Sur l’eau, l’air, la faune et la flore, le réchauffement climatique aura des conséquences incalculables. La conférence de Paris, à partir du 30 novembre 2015, peut-elle encore inverser la tendance?

Juliette Demey , Mis à jour le
Inondations à Montpellier (Hérault), fin novembre. La hausse de la température pourrait amplifier ces phénomènes. (Photo: Franck Lodi/Sipa)
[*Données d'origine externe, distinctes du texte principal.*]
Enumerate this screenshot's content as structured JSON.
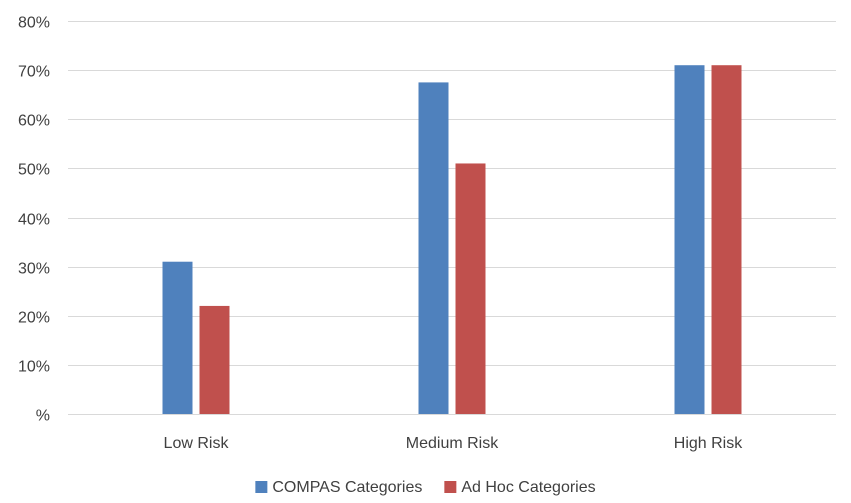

Inondations à Montpellier (Hérault), fin novembre. La hausse de la température pourrait amplifier ces phénomènes. (Photo: Franck Lodi/Sipa) © Franck Lodi/Sipa

Deux petits degrés. C'est la limite à ne pas dépasser d'ici à 2050. Car au-delà d'une hausse de 2°C de la température globale par rapport à celle de l'ère préindustrielle, le système climatique s'emballerait… Or notre crédit est déjà bien entamé. La planète s'est réchauffée de 0,85°C entre 1880 et 2012, selon le Groupe d'experts intergouvernemental sur l'évolution du climat (Giec). Ces trois dernières décennies ont été les plus chaudes depuis 1850. Et 2014 a battu des records : la température de l'air à la surface du globe a été en moyenne supérieure de 0,57°C à celle de la période de référence (1961-1990). C'est l'une des trois années les plus chaudes en France depuis 1900. Paris n'a connu que deux jours de gel, contre 25 en moyenne. Selon les différents scénarios modélisés par le Giec, le thermomètre pourrait grimper de 0,3°C à 4,8°C au cours du siècle. Une hausse de 1°C entraînerait déjà des risques "considérables".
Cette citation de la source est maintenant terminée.